Praying for a resurrection sounds like religious belief to me. The entire history of medicine and scientific enquiry shows us that no human being has been revived after being ‘dead’ for more than 10 minutes (except the very unusual circumstances surrounding drownings in extremely low temperatures). Even a human with a stopped heart will, without immediate medical attention (from CPR to AED to ALS to ER), be permanently dead.
And members of this religious group prayed over his body and asked for a miracle from god(s). They kept his body in the back room for a week. A week! Then (from the Baltimore Sun),
Police say the cult members starved a 2-year-old boy because he refused to say amen after meals, then put his body in a suitcase and took it to Philadelphia. The defendants are rufusing[sic] to cooperate in attempts to get them evaluated for a possible insanity defense.

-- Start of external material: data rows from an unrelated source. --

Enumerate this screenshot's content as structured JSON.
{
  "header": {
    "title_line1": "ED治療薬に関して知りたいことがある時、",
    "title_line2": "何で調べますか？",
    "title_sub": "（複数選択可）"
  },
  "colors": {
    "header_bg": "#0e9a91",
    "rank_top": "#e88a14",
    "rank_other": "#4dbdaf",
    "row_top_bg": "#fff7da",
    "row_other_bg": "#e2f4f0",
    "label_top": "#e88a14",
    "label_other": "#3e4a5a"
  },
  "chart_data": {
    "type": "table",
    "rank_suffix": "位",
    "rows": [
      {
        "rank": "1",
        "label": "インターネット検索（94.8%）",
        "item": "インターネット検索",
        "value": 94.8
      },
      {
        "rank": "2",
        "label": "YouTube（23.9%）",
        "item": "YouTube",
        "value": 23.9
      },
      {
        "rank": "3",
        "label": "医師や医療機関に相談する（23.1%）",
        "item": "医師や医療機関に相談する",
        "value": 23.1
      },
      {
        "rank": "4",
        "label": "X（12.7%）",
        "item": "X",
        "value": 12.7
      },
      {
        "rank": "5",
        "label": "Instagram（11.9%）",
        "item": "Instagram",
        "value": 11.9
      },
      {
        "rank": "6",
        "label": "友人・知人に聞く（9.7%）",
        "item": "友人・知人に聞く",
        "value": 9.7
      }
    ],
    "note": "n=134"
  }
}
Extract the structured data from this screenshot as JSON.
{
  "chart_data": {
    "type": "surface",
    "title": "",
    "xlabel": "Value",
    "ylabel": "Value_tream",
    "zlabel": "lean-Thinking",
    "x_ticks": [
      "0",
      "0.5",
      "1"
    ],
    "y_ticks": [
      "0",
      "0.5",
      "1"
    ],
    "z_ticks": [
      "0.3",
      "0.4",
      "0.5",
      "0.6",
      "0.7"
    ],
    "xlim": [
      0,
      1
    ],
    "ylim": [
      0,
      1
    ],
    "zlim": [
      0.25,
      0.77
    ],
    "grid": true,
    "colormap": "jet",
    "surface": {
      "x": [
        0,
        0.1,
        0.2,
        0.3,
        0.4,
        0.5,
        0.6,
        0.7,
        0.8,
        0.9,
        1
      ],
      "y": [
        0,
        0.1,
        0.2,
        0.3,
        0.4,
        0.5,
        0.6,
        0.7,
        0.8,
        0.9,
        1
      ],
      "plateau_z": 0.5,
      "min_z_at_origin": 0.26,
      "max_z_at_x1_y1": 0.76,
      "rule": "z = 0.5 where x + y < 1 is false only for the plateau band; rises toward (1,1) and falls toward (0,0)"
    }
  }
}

No. They are not insane. They are religious. Deeply religious. There is a continuum of religion running from, say, the UCC through the Methodists, Baptists, Pentacostals, to the outright bizarre (and sometimes criminal) antics of cults like this one. Members of the fairly liberal United Church of Christ accept as fact (or the doctrine says they are supposed to accept as fact) miracles up to, and including, the resurrection of a three-day-dead crucified rabble rousing rabbi. The Methodists and Baptists both accept the personal intercession of a supernatural sky-daddy. The Pentacostals believe that they can be possessed by the holy spirit of god, speak in tongues, handle poisonous snakes, and heal the sick through prayer. How is that any different, except in degree, from the murder of a child by 1 Mind Ministries?
(((Wife))) and I are adults. I have never been involved with organized religion. (((Wife))) belonged to a UCC church in junior high and high school. Since college, we have had, literally, nothing to do with organized religion. We did not starve our children to punish them.
We did punish them. From a time out to a light hand slap to, on a couple of occasions, a spanking. These punishments were always age appropriate. We did not punish our children (beyond a “No!”) unless they were mentally capable of understanding the punishment. We never withheld food as a punishment. I don’t pretend we were perfect, but we, at least, tried to treat our children as individuals. And as individuals with specific needs at different ages.
How many children have been killed, in the name of god(s), because they acted like children? How many more will die?